Gold output by US mines was 15 000 kg in April, a 5% decrease compared with the country's March output. Based on unrounded data, the average daily gold output for US mines was 500 kg in April, 509 kg in March and 576 kg for 2014, the USGS had found.

BUSINESS UNUSUAL
The USGS noted that several miners had filed for Chapter 11 bankruptcy protection, denting the nation’s gold output. The gold price had dropped nearly 17% since the start of the year, when it hit its highest price point at $1 303.50/oz on January 20, to its lowest level on July 23 at $1 086/oz.

Reno, Nevada-based Allied Nevada Gold filed for bankruptcy protection in March and its stock was delisted in April. Mining was temporarily halted at the Hycroft mine on May 28 after a miner fatality. However, soon after the mine restarted, the company again suspended mining operations on July 8 on the back of lower gold prices.

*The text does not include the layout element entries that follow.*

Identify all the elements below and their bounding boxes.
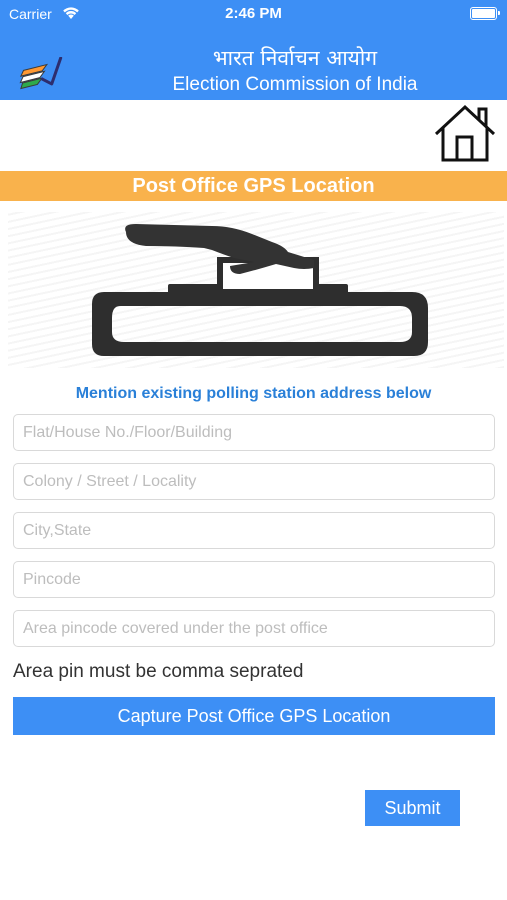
english-title: Election Commission of India bbox=[172, 74, 418, 95]
house-address-input[interactable] bbox=[13, 414, 495, 451]
area-pincode-input[interactable] bbox=[13, 610, 495, 647]
ballot-box-icon bbox=[92, 224, 428, 356]
instruction-text: Mention existing polling station address… bbox=[75, 385, 432, 402]
area-pin-note: Area pin must be comma seprated bbox=[13, 661, 304, 682]
submit-button[interactable]: Submit bbox=[365, 790, 460, 826]
home-button[interactable] bbox=[434, 104, 496, 162]
clock-label: 2:46 PM bbox=[225, 5, 282, 22]
hero-image bbox=[8, 212, 504, 368]
status-bar: Carrier 2:46 PM bbox=[0, 0, 507, 28]
hindi-title: भारत निर्वाचन आयोग bbox=[212, 46, 378, 70]
eci-logo-icon bbox=[19, 57, 63, 90]
app-header: Carrier 2:46 PM भारत निर्वाचन आयोग Elect… bbox=[0, 0, 507, 100]
section-banner: Post Office GPS Location bbox=[0, 171, 507, 201]
pincode-input[interactable] bbox=[13, 561, 495, 598]
home-icon bbox=[434, 104, 496, 162]
street-locality-input[interactable] bbox=[13, 463, 495, 500]
battery-icon bbox=[470, 7, 500, 20]
city-state-input[interactable] bbox=[13, 512, 495, 549]
capture-gps-button[interactable]: Capture Post Office GPS Location bbox=[13, 697, 495, 735]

Allied would continue to recover gold and silver from the ore remaining on the leach pads. At the end of June, the remaining inventory of recoverable gold on the leach pads was about 8 000 kg, enough to maintain metal production for 12 to 18 months. Allied planned to continue construction of a 9 t/d demonstration plant for processing sulphide ores, which was expected to start in September.

Allied had also sold its exploration properties and related assets (excluding those at the Hycroft operation) to Clover Nevada, a subsidiary of Waterton Precious Metals Fund II.

Further, despite starting construction of the Pan mine, in White Pine County, Nevada, in January 2014, and pouring its first gold on March 27, this year, Englewood, Colorado-based Midway Gold had also in June filed for Chapter 11 bankruptcy protection and reduced output.

Canadian firm Veris Gold had filed for bankruptcy protection in June 2014 and the Canadian bankruptcy court had ordered the sale of the company’s assets. On June 25, Veris sold the Jerritt Canyon facilities and the underground mines (Saval 4, Smith, SSX-Steer Complex and Starvation Canyon) about 80 km north of Elko, Nevada, to Jerritt Canyon Gold, a subsidiary of Sprott Mining.

Meanwhile, Barrick Gold had been selling various noncore assets to reduce its debt load, in part, accrued from suspending mining at the Lumwana mine, in Zambia, after the Zambian government had raised the royalties, and the high costs associated with its Cerro Casale mine, in Chile, and the Pascua-Lama project straddling the border of Argentina and Chile.

As part of its cost reductions, Barrick ended its Gold Ridge joint venture exploration project in Nevada with Coral Gold Resources.

Further, Greenwood Village, Colorado-based Newmont Mining had on June 8, entered into a definitive agreement to buy the Cresson mine, in Colorado, from South Africa’s AngloGold Ashanti. Newmont had also announced the start of Phase 1 construction of the Long Canyon mine, in Nevada. Phase 1 consisted of an openpit mine and heap leach operation with expected gold output of 3 100 kg/y to 4 700 kg/y during an eight-year mine life.